And that brings me to my biggest concern with this sort of role: that it can too easily become the repository of all the firm’s innovation hopes, aspirations — and unacknowledged responsibilities.
By creating an Innovation Director position, some law firm leaders may be relegating to this person (and delegating away from themselves) the hard choices, the difficult meetings, the unpleasant truths, and the angry confrontations that innovation efforts inevitably provoke. It’s reminiscent of the “bad banks” proposed to handle the unpayable debts that were crippling financial institutions at the height of the financial crisis: creating an artificial construct to hold all the unpleasant realities no one knows how to handle, in hopes they can be gotten past and eventually jettisoned while the system moves on as before.

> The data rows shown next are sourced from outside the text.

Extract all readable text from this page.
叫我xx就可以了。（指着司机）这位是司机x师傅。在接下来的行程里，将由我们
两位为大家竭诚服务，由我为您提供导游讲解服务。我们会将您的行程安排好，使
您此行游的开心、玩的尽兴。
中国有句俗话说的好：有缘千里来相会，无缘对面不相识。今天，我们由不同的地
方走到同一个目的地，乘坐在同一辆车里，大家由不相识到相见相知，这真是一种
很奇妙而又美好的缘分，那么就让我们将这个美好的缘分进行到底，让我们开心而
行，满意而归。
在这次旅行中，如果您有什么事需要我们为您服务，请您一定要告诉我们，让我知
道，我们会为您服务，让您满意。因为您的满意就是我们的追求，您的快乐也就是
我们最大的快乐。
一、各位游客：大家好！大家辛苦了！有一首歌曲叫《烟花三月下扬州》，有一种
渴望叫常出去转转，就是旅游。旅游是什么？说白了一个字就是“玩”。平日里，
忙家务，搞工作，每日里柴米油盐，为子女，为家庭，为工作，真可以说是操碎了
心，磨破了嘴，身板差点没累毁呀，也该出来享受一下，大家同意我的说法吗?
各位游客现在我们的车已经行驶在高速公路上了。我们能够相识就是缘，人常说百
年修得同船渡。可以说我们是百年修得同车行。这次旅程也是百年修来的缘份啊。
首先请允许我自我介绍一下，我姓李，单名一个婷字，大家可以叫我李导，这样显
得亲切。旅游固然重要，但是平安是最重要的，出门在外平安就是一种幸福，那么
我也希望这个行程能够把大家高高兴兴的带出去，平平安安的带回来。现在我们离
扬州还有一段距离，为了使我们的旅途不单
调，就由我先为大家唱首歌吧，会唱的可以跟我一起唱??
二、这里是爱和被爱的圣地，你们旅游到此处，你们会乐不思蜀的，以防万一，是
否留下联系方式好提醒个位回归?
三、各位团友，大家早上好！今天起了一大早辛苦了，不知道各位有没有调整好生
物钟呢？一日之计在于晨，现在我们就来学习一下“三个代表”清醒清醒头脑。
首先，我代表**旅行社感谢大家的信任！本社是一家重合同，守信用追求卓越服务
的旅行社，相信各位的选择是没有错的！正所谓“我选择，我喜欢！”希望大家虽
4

Changing the way lawyers work and law firms operate can be excruciatingly difficult, and a great deal of that difficulty arises from interpersonal conflicts, especially among lawyers. It’s natural for a firm leader to wish to avoid this difficulty, but kicking the responsibility down the chain of command to a new position, often one staffed by an outsider new to the firm, simply won’t get it done.
I applaud any law firm that sets out to create a Chief Innovation Officer — but I also want to warn them against thinking they’ve found a panacea, that they can now let the C. Inn. O. worry about all this stuff and report on his or her progress (or lack thereof) every quarter. Creating an innovation leadership position isn’t the end of the law firm innovation process; nor is it the beginning. It has to be part and parcel of a firm-wide, leader-commissioned, this-is-really-happening determination that the firm is going to change for the better, for its lawyers and its clients both. That’s the context within which innovation directors will do their finest and most effective work, and help bring about truly significant change within their firms.